145. The method of any one of claims 105-143, wherein the population of cells comprising tregs is obtained from a donor that is HLA-mismatched to the human subject.

146. The method of any one of claims 105-143, wherein the population of cells comprising tregs is obtained from a donor that is haploid concordant with the human subject.

147. The method of any one of claims 105-146, wherein the Tcon population is allogeneic to the human subject.

148. The method as defined in any one of claims 105-147, wherein the Tcon population is obtained from a donor HLA-matched to the human subject.

149. The method as defined in any one of claims 105-147, wherein the Tcon population is obtained from a donor HLA-mismatched to the human subject.

150. The method of any one of claims 105-147, wherein the Tcon population is obtained from a donor that is haploid in relation to the human subject.

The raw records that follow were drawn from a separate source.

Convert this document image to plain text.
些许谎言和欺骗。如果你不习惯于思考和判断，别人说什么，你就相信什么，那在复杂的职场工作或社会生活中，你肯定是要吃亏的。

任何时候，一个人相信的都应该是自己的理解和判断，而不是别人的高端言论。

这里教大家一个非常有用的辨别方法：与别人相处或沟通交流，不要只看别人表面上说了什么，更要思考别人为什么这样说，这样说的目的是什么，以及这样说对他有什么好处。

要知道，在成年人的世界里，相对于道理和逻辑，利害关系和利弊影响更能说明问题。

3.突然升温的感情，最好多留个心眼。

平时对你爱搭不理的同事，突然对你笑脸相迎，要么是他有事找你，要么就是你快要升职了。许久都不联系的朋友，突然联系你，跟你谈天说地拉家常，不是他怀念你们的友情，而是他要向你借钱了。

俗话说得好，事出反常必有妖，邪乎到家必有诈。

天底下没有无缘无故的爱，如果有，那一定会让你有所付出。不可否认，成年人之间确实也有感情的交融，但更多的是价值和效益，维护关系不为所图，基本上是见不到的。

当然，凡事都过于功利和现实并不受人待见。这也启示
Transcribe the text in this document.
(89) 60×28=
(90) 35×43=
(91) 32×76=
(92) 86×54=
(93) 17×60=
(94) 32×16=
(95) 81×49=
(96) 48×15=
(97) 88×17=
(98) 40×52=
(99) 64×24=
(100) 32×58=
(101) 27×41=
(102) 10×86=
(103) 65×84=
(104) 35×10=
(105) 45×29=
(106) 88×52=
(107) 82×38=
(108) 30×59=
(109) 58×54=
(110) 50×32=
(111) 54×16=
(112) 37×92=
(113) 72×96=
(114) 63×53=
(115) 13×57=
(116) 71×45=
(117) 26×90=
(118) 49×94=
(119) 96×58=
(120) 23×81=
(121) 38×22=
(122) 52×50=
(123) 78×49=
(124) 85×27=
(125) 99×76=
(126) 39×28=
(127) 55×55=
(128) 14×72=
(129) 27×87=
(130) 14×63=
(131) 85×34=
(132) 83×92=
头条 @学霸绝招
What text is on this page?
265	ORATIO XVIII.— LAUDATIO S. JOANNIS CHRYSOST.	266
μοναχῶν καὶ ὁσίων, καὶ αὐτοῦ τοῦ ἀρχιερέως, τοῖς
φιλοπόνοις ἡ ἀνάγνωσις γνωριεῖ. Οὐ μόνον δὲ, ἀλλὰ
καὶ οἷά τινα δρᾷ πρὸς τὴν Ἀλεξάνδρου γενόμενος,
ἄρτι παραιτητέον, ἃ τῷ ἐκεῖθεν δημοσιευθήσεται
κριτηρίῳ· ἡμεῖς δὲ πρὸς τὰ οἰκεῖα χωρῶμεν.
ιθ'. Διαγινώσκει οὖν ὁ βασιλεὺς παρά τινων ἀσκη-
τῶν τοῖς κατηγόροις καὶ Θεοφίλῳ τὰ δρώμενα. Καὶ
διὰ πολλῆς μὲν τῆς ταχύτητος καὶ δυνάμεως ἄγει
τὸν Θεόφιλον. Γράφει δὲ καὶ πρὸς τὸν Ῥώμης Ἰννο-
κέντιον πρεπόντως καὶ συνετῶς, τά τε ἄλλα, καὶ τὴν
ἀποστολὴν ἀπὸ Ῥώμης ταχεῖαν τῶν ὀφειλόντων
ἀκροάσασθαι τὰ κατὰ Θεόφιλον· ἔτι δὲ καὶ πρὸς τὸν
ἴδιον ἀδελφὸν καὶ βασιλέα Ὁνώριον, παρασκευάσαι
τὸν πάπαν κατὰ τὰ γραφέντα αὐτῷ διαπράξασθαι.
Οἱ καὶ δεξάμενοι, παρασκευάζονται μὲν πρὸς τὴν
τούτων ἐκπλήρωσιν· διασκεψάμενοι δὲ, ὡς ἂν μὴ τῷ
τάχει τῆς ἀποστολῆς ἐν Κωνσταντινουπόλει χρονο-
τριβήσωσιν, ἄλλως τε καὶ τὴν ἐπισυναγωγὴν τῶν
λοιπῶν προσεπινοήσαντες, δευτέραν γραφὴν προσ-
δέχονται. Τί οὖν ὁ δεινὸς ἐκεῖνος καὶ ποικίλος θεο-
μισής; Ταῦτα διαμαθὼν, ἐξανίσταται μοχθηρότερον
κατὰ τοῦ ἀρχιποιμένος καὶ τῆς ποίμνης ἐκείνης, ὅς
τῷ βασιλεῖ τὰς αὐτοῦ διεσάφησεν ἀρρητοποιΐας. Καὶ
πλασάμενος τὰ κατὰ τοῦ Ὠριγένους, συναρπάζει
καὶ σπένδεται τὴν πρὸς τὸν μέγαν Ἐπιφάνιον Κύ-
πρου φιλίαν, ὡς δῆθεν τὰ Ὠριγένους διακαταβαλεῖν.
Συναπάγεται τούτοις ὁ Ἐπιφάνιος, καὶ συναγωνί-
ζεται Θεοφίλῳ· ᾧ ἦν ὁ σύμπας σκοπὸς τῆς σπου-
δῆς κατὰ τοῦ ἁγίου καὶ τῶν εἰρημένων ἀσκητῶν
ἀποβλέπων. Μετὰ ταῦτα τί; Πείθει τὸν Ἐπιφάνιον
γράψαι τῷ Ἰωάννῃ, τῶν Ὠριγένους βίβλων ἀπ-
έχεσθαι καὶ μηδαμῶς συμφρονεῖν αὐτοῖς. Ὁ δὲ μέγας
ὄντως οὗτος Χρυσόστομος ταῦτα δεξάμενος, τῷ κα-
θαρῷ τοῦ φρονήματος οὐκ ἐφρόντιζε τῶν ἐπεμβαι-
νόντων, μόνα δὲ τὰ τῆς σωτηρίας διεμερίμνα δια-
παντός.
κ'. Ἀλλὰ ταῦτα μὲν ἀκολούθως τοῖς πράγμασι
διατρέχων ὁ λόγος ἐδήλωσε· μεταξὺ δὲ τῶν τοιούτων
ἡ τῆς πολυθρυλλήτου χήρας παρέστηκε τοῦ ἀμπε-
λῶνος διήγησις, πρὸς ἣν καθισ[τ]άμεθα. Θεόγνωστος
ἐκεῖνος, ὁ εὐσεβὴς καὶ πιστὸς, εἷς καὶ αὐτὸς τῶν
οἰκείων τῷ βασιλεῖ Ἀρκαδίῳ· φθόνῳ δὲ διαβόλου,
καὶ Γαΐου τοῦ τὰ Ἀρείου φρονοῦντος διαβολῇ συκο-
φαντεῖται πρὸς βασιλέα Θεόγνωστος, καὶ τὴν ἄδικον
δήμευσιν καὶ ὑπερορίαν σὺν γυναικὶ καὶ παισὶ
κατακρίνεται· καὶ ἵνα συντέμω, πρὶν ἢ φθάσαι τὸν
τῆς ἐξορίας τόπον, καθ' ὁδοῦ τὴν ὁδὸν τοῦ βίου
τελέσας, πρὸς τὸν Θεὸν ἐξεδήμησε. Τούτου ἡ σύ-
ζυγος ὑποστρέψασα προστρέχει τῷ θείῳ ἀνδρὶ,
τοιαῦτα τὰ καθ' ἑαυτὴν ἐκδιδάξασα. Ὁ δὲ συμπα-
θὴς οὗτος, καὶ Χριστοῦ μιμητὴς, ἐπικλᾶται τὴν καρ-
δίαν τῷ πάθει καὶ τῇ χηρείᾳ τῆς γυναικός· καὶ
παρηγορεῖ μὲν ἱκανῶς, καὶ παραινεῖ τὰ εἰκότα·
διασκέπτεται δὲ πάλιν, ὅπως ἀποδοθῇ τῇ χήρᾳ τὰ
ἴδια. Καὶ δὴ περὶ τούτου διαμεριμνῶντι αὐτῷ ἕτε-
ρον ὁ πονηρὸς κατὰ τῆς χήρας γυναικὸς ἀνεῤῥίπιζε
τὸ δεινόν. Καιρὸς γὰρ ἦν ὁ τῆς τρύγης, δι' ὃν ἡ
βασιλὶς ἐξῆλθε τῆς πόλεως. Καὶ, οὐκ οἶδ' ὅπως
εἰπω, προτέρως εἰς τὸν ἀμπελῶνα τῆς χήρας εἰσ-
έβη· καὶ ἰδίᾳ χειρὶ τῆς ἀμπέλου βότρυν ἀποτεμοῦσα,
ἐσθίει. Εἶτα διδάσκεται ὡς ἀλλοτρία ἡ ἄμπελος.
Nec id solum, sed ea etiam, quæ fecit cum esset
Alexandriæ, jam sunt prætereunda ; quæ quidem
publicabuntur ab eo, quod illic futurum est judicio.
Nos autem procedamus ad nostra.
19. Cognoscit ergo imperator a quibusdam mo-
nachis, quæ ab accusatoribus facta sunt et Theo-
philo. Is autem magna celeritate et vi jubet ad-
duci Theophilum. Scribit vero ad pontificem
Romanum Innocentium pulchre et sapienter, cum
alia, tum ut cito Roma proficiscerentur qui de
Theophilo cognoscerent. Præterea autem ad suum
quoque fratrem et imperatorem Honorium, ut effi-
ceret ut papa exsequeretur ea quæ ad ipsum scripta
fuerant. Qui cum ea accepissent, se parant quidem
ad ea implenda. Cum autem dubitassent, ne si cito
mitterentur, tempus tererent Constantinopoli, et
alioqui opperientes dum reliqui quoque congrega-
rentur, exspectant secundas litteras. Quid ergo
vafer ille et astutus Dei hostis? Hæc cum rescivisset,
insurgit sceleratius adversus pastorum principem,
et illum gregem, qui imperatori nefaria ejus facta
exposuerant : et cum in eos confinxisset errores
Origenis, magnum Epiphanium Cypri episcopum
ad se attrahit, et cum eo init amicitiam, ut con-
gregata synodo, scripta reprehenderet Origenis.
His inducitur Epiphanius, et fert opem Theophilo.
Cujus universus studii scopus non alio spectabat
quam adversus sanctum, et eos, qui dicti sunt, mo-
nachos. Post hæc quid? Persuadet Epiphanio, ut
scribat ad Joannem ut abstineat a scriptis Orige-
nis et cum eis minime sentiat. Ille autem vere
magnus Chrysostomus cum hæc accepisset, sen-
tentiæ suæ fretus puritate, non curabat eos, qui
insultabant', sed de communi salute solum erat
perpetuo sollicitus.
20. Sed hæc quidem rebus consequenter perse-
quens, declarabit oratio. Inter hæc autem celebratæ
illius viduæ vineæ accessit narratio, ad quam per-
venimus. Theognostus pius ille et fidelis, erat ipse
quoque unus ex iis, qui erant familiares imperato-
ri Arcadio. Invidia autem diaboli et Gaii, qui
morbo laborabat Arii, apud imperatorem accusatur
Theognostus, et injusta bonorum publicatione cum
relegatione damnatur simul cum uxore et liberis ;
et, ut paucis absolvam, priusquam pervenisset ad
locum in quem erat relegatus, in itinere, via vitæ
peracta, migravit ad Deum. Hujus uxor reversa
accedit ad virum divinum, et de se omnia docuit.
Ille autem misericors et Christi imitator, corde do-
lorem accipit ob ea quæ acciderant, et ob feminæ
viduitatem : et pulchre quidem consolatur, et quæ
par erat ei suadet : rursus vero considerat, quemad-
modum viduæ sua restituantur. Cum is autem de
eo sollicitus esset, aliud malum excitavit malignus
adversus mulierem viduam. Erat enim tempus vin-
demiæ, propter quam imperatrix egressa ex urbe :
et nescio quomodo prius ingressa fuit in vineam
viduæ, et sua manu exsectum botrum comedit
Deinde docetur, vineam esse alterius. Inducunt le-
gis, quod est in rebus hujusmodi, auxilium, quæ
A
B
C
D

151. The method of any one of claims 105-150, further comprising administering to the human subject a Graft Versus Host Disease (GVHD) prophylactic agent.

152. The method of claim 151, wherein the GVHD prophylactic agent is tacrolimus or sirolimus.

153. The method of any one of claims 105-152, wherein the population of cells comprising tregs is not cryopreserved prior to the administration thereof.

154. The method of any one of claims 105-153, wherein the Tcon population is cryopreserved prior to the administration thereof.

155. The method of any one of claims 105-154, wherein the Tcon population is obtained from peripheral blood.